On trouve à chaque fois la théorie du complot, la recherche de boucs émissaires…
Qu’a révélé la Covid de notre société ?
À la différence des autres épidémies, la Covid a montré les fragilités de nos sociétés. Lors de la peste, religions, citoyens, sujets, États, villes marchaient d’un front commun. Lors du choléra, on a commencé à avoir des discussions. Pour la Covid, nous avons deux types de pays : ceux dans lesquels l’État et les religions ont fonctionné ensemble, c’est le cas de la France. D’autres dans lesquels la crise de la Covid a révélé les tensions. À Haïti, l’État a dû faire face à des résistances acharnées des religions. Il a décidé de confiner, mais les religions ont dit : « On va d’abord faire nos fêtes. » En Israël, des minorités, les hassidim, ont refusé les mesures de confinement : «Ce n’est pas la peine, puisqu’on est protégé par Dieu. » Certaines ont fait plier les États. Au Sénégal, le président a interdit les prières à la mosquée : il a été obligé de faire marche arrière.

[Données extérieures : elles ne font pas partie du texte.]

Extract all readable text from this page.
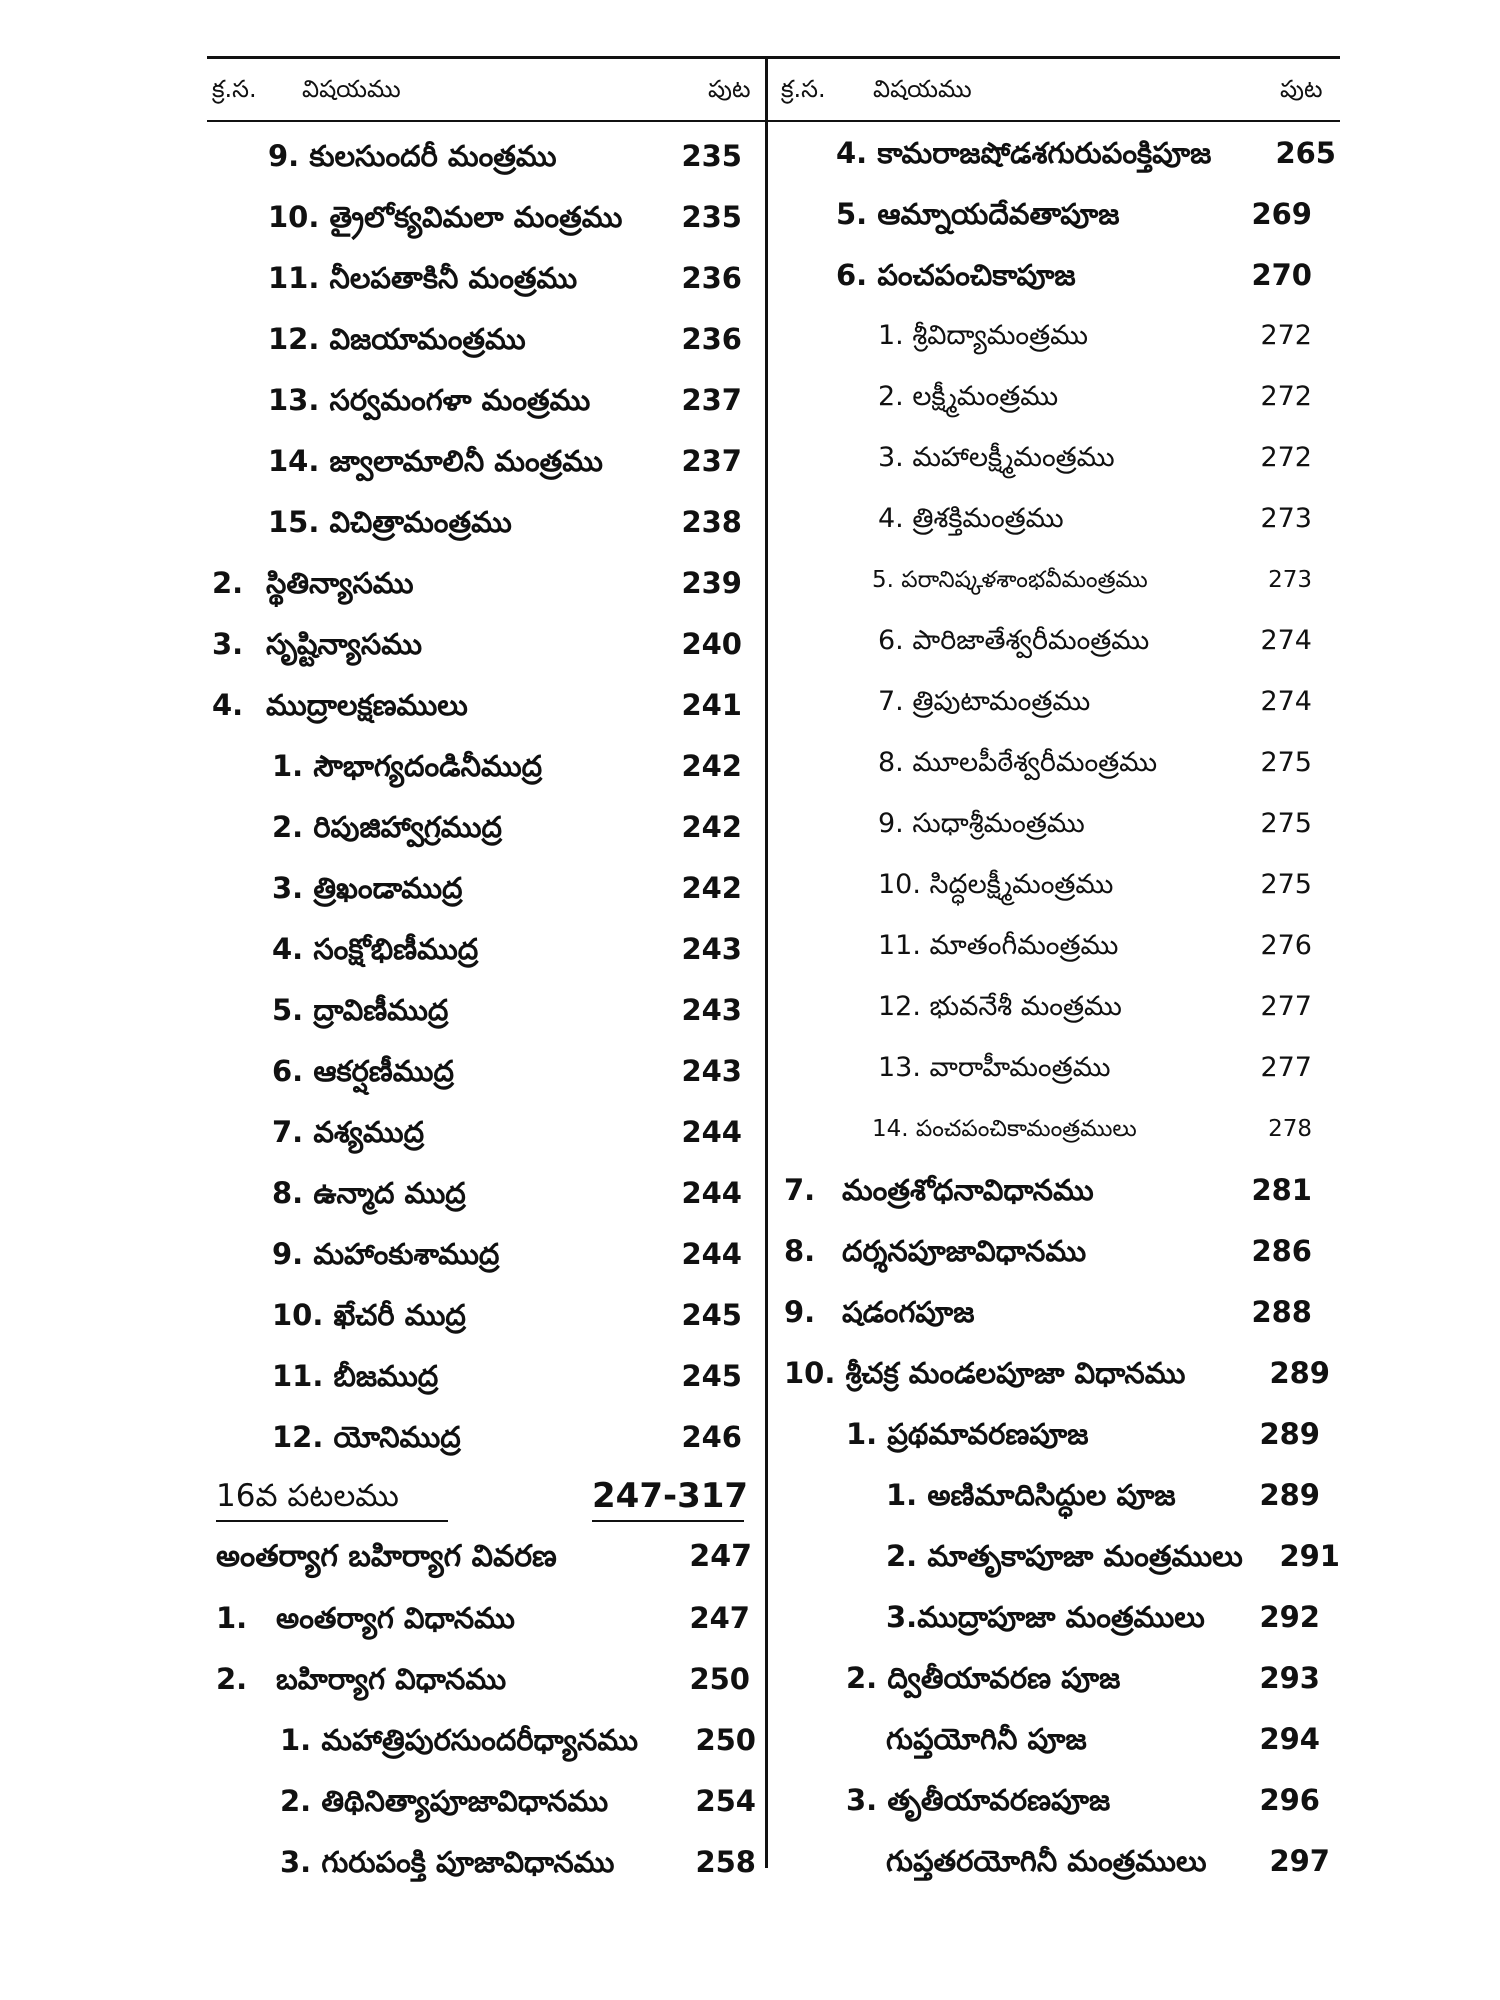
క్ర.స. విషయము	పుట క్ర.స. విషయము	పుట
9. కులసుందరీ మంత్రము	235
10. త్రైలోక్యవిమలా మంత్రము	235
11. నీలపతాకినీ మంత్రము	236
12. విజయామంత్రము	236
13. సర్వమంగళా మంత్రము	237
14. జ్వాలామాలినీ మంత్రము	237
15. విచిత్రామంత్రము	238
2. స్థితిన్యాసము	239
3. సృష్టిన్యాసము	240
4. ముద్రాలక్షణములు	241
1. సౌభాగ్యదండినీముద్ర	242
2. రిపుజిహ్వాగ్రముద్ర	242
3. త్రిఖండాముద్ర	242
4. సంక్షోభిణీముద్ర	243
5. ద్రావిణీముద్ర	243
6. ఆకర్షణీముద్ర	243
7. వశ్యముద్ర	244
8. ఉన్మాద ముద్ర	244
9. మహాంకుశాముద్ర	244
10. ఖేచరీ ముద్ర	245
11. బీజముద్ర	245
12. యోనిముద్ర	246
16వ పటలము	247-317
అంతర్యాగ బహిర్యాగ వివరణ	247
1. అంతర్యాగ విధానము	247
2. బహిర్యాగ విధానము	250
1. మహాత్రిపురసుందరీధ్యానము	250
2. తిథినిత్యాపూజావిధానము	254
3. గురుపంక్తి పూజావిధానము	258
4. కామరాజషోడశగురుపంక్తిపూజ	265
5. ఆమ్నాయదేవతాపూజ	269
6. పంచపంచికాపూజ	270
1. శ్రీవిద్యామంత్రము	272
2. లక్ష్మీమంత్రము	272
3. మహాలక్ష్మీమంత్రము	272
4. త్రిశక్తిమంత్రము	273
5. పరానిష్కళశాంభవీమంత్రము	273
6. పారిజాతేశ్వరీమంత్రము	274
7. త్రిపుటామంత్రము	274
8. మూలపీఠేశ్వరీమంత్రము	275
9. సుధాశ్రీమంత్రము	275
10. సిద్ధలక్ష్మీమంత్రము	275
11. మాతంగీమంత్రము	276
12. భువనేశీ మంత్రము	277
13. వారాహీమంత్రము	277
14. పంచపంచికామంత్రములు	278
7. మంత్రశోధనావిధానము	281
8. దర్శనపూజావిధానము	286
9. షడంగపూజ	288
10. శ్రీచక్ర మండలపూజా విధానము	289
1. ప్రథమావరణపూజ	289
1. అణిమాదిసిద్ధుల పూజ	289
2. మాతృకాపూజా మంత్రములు	291
3.ముద్రాపూజా మంత్రములు	292
2. ద్వితీయావరణ పూజ	293
గుప్తయోగినీ పూజ	294
3. తృతీయావరణపూజ	296
గుప్తతరయోగినీ మంత్రములు	297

Autrefois, on pensait que l’épidémie était une punition divine. Et aujourd’hui ?
On a pensé que la peste était la punition de Dieu. Pour le choléra, au XIXe siècle, on a commencé à comprendre qu’il y avait des mécanismes de propagation. Pour la Covid, vous avez une unanimité qui dit : « Laissons les médecins s’en occuper. » Mais à l’intérieur de chaque religion sont apparues des voix minoritaires très critiques. Chez les catholiques par exemple, certains prélats ont dit : « C’est une punition de Dieu car le pape est trop ouvert et vous avez introduit un nouveau rite de la messe » (elle n’est plus faite en latin).
Qu’avez-vous découvert lors de cette enquête ?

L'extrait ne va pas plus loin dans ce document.